I like this story, not just for MacColl’s winning pragmatism but because she got it largely right. The Joshua Tree became U2’s breakthrough from stardom to megastardom partly because it opens with a trio of shimmering desert mirages which are somehow also stadium rock bangers, as fine a statement of “This is what we’re doing now” as any band has managed.

One of the crucial things about them – it’s why “Take Me To The Clouds Above” works – is that those songs aren’t exactly working as songs. If anything, the Joshua Tree singles are settings – the Edge and Lanois are taking chords and building spires of yearning out of them, and the fact that the prayers being offered from those spires are those of Bono Vox are somewhat coincidental.

Each of those three songs led to a hit cover – a good sign that U2 was onto something. (Sadly the trail ends there – nobody has yet risen to the challenge of putting a donk on “Bullet The Blue Sky”) The Chimes’ “I Still Haven’t Found What I’m Looking For” was first, which won Bono’s approval, probably because it took him seriously as a gospel songwriter. But it loses the actual wilderness spirituality in U2’s original, which for me is all in the hazy landscape and not in the prophet bellowing his way through it.

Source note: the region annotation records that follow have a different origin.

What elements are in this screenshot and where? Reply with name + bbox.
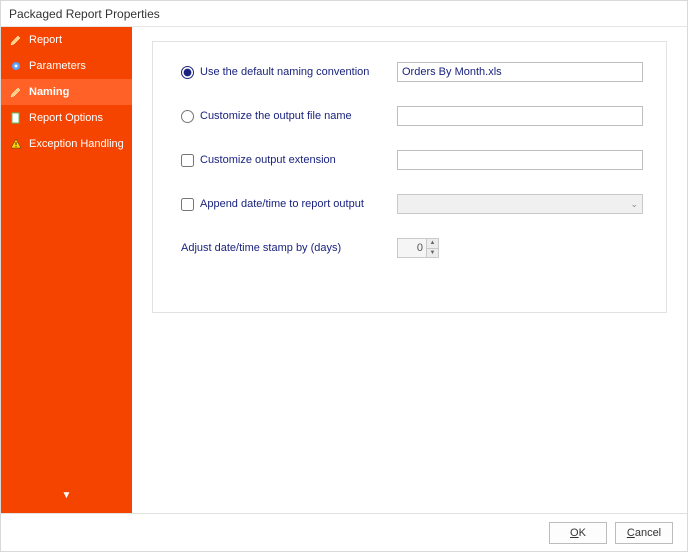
cancel-button[interactable]: Cancel [615,522,673,544]
sidebar-item-label: Exception Handling [29,138,124,150]
default-naming-label: Use the default naming convention [200,66,369,78]
customize-filename-label: Customize the output file name [200,110,352,122]
pencil-icon [9,33,23,47]
append-datetime-combo[interactable]: ⌄ [397,194,643,214]
warning-icon [9,137,23,151]
adjust-stamp-value: 0 [398,239,426,257]
gear-icon [9,59,23,73]
dialog-footer: OK Cancel [1,513,687,551]
spinner-down[interactable]: ▼ [427,249,438,258]
customize-extension-input[interactable] [397,150,643,170]
pencil-icon [9,85,23,99]
dialog-body: Report Parameters Naming [1,27,687,513]
chevron-down-icon: ▼ [62,490,72,501]
chevron-down-icon: ⌄ [630,199,638,210]
sidebar-item-label: Parameters [29,60,86,72]
append-datetime-checkbox[interactable]: Append date/time to report output [181,198,381,211]
main-panel: Use the default naming convention Custom… [132,27,687,513]
sidebar: Report Parameters Naming [1,27,132,513]
sidebar-item-parameters[interactable]: Parameters [1,53,132,79]
page-icon [9,111,23,125]
spinner-buttons: ▲ ▼ [426,239,438,257]
row-default-naming: Use the default naming convention [181,62,646,82]
sidebar-expand[interactable]: ▼ [1,482,132,513]
sidebar-item-label: Naming [29,86,69,98]
row-append-datetime: Append date/time to report output ⌄ [181,194,646,214]
row-adjust-stamp: Adjust date/time stamp by (days) 0 ▲ ▼ [181,238,646,258]
row-customize-extension: Customize output extension [181,150,646,170]
sidebar-item-report-options[interactable]: Report Options [1,105,132,131]
sidebar-item-label: Report Options [29,112,103,124]
adjust-stamp-spinner[interactable]: 0 ▲ ▼ [397,238,439,258]
titlebar: Packaged Report Properties [1,1,687,27]
adjust-stamp-label: Adjust date/time stamp by (days) [181,242,381,254]
checkbox-customize-extension[interactable] [181,154,194,167]
sidebar-list: Report Parameters Naming [1,27,132,482]
sidebar-item-exception-handling[interactable]: Exception Handling [1,131,132,157]
ok-button[interactable]: OK [549,522,607,544]
sidebar-item-report[interactable]: Report [1,27,132,53]
dialog-window: Packaged Report Properties Report Parame… [0,0,688,552]
spinner-up[interactable]: ▲ [427,239,438,249]
row-customize-filename: Customize the output file name [181,106,646,126]
sidebar-item-label: Report [29,34,62,46]
customize-extension-checkbox[interactable]: Customize output extension [181,154,381,167]
append-datetime-label: Append date/time to report output [200,198,364,210]
default-naming-radio[interactable]: Use the default naming convention [181,66,381,79]
customize-filename-input[interactable] [397,106,643,126]
window-title: Packaged Report Properties [9,7,160,21]
radio-customize-filename[interactable] [181,110,194,123]
default-naming-input[interactable] [397,62,643,82]
customize-filename-radio[interactable]: Customize the output file name [181,110,381,123]
customize-extension-label: Customize output extension [200,154,336,166]
sidebar-item-naming[interactable]: Naming [1,79,132,105]
radio-default-naming[interactable] [181,66,194,79]
checkbox-append-datetime[interactable] [181,198,194,211]
naming-panel: Use the default naming convention Custom… [152,41,667,313]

Next the Pet Shop Boys took on “Where The Streets Have No Name”, combining it with hi-NRG classic “I Can’t Take My Eyes Off You” in a gentle early test of the 90s’ U2’s commitment to postmodern spectacle. The Pet Shop Boys’ record is one of their best, keeping the surging, revelationist underpinnings of U2’s song and marrying them to more profane desires: the spliced tracks complete each other in tender and delightful ways.

And here, thirteen years later, is another mash-up, ticking off the third Joshua Tree hit, “With Or Without You”, by reducing it to its purest form: those plangent, drifting notes the Edge spins the song around. It’s Bono’s best performance of the three in its original, but no matter: producers LMC junk him entirely, words and tune, putting in a resung verse hook from Whitney Houston’s “How Will I Know?”. A hook that in any case catches some of the same trembling uncertainty in the face of love’s enormity.

Or it does when Whitney sings it. Rachel McFarlane’s pedigree providing vocals for the likes of N-Trance points to how she approaches “Take Me To The Stars Above”, turning it into a no-nonsense clubland belter. This absolutely boosts its commercial potential and I doubt we’d be discussing it if it wasn’t for what she does – but it blunts some of the emotional edges on this particular combination, replacing romantic faith and doubt with a forthright conviction. (Maybe it’s just that matching Whitney for nuance is a really hard job for anyone.)

What we’re left with is a mash-up which makes exactly the right decisions as to which parts of its songs to snatch but which then uses them in a way that’s a bit too brusquely workmanlike to completely satisfy. This is something we’ll see a lot in club music number ones for the rest of the 00s (and beyond) – records which are as good as they need to be and no better. Or as Adam Clayton put it in a review shorter than mine but just as accurate, “It’s got a good beat, you can dance to it.”